Rosie watched Aurora eat the pie and the ice cream with silent, austere disdain, secure in the knowledge that she herself weighed only ninety-six pounds—whereas the other customers of the Pig Stand, a typical assortment of human flotsam and jetsam, most of them possessed of a fatigue not yet quite emptied of curiosity, merely wondered why Aurora, a woman who looked like she had enough money to eat elsewhere, kept showing up at the Pig Stand in the company of a frizzy-haired little old lady who, in their acute estimation, was some kind of Louisiana cracker.

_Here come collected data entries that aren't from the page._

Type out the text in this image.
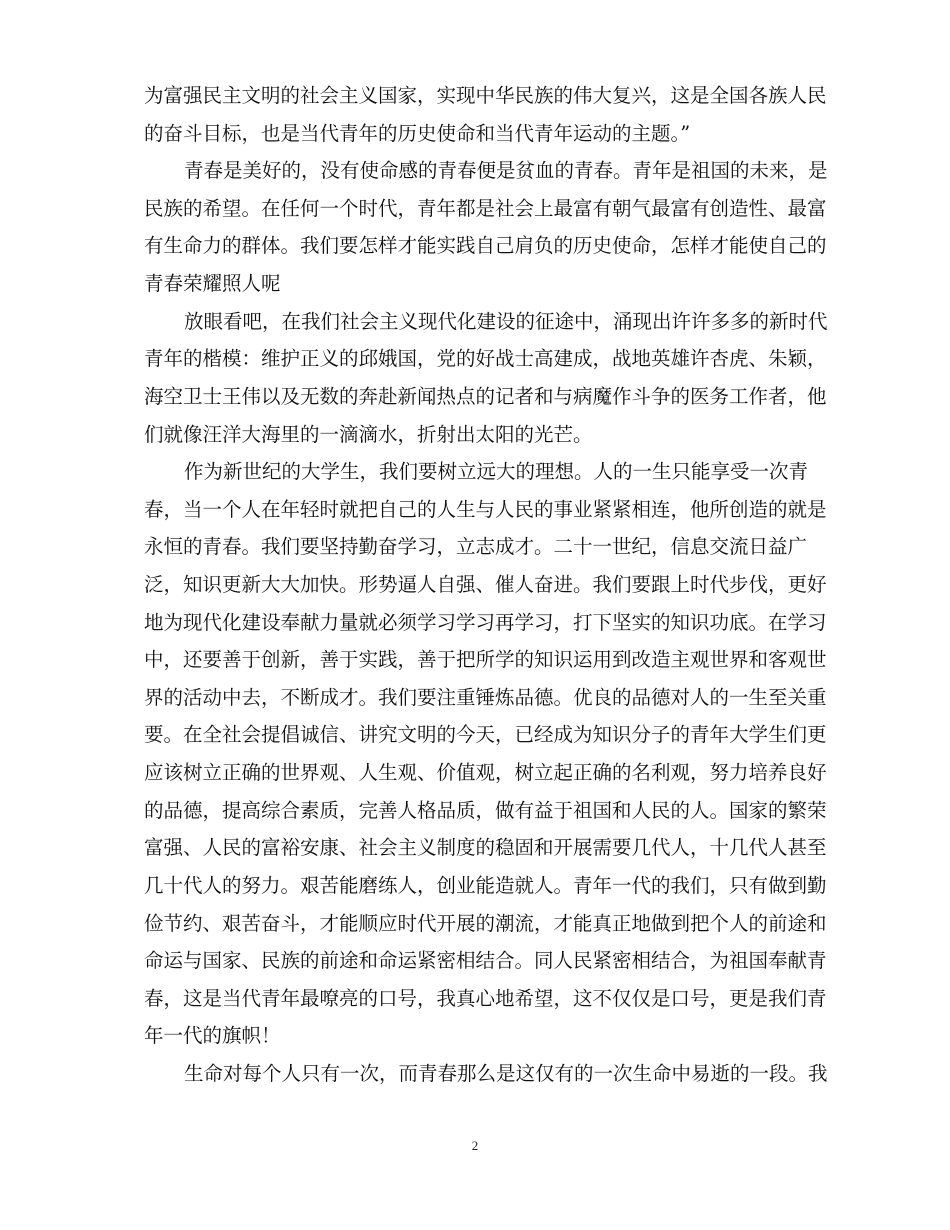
为富强民主文明的社会主义国家，实现中华民族的伟大复兴，这是全国各族人民
的奋斗目标，也是当代青年的历史使命和当代青年运动的主题。”
青春是美好的，没有使命感的青春便是贫血的青春。青年是祖国的未来，是
民族的希望。在任何一个时代，青年都是社会上最富有朝气最富有创造性、最富
有生命力的群体。我们要怎样才能实践自己肩负的历史使命，怎样才能使自己的
青春荣耀照人呢
放眼看吧，在我们社会主义现代化建设的征途中，涌现出许许多多的新时代
青年的楷模：维护正义的邱娥国，党的好战士高建成，战地英雄许杏虎、朱颖，
海空卫士王伟以及无数的奔赴新闻热点的记者和与病魔作斗争的医务工作者，他
们就像汪洋大海里的一滴滴水，折射出太阳的光芒。
作为新世纪的大学生，我们要树立远大的理想。人的一生只能享受一次青
春，当一个人在年轻时就把自己的人生与人民的事业紧紧相连，他所创造的就是
永恒的青春。我们要坚持勤奋学习，立志成才。二十一世纪，信息交流日益广
泛，知识更新大大加快。形势逼人自强、催人奋进。我们要跟上时代步伐，更好
地为现代化建设奉献力量就必须学习学习再学习，打下坚实的知识功底。在学习
中，还要善于创新，善于实践，善于把所学的知识运用到改造主观世界和客观世
界的活动中去，不断成才。我们要注重锤炼品德。优良的品德对人的一生至关重
要。在全社会提倡诚信、讲究文明的今天，已经成为知识分子的青年大学生们更
应该树立正确的世界观、人生观、价值观，树立起正确的名利观，努力培养良好
的品德，提高综合素质，完善人格品质，做有益于祖国和人民的人。国家的繁荣
富强、人民的富裕安康、社会主义制度的稳固和开展需要几代人，十几代人甚至
几十代人的努力。艰苦能磨练人，创业能造就人。青年一代的我们，只有做到勤
俭节约、艰苦奋斗，才能顺应时代开展的潮流，才能真正地做到把个人的前途和
命运与国家、民族的前途和命运紧密相结合。同人民紧密相结合，为祖国奉献青
春，这是当代青年最嘹亮的口号，我真心地希望，这不仅仅是口号，更是我们青
年一代的旗帜！
生命对每个人只有一次，而青春那么是这仅有的一次生命中易逝的一段。我
2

Like many residents of the north side of Houston, most of the Pig Standers tended to take life steady and take it slow. A few chubby Don Juans in Hawaiian shirts mustered snap enough to flirt with Marge or one of the other waitresses, and a few truckers or delivery men, all too well aware that time is money, strode in, ate a cheeseburger or a few eggs, and strode out. But the majority of the customers were in no hurry; from long experience they had learned that the best way to handle the Houston humidity was to ease through it slowly, one step or one thought at a time.
Aurora was not quite ready to let go of her anger at the treacherous Julie. To her annoyance, Tommy himself had no interest in her anger, and would not react at all when Julie was mentioned.
“Julie was a little squirrely,” he had said, and that was all he said.
“There are often problems in military families,” Aurora remarked. She finished her pie and took out her mirror, but she could not muster enough interest in her appearance to do anything about it. What was there would have to do—perhaps forever, but at least until they got home.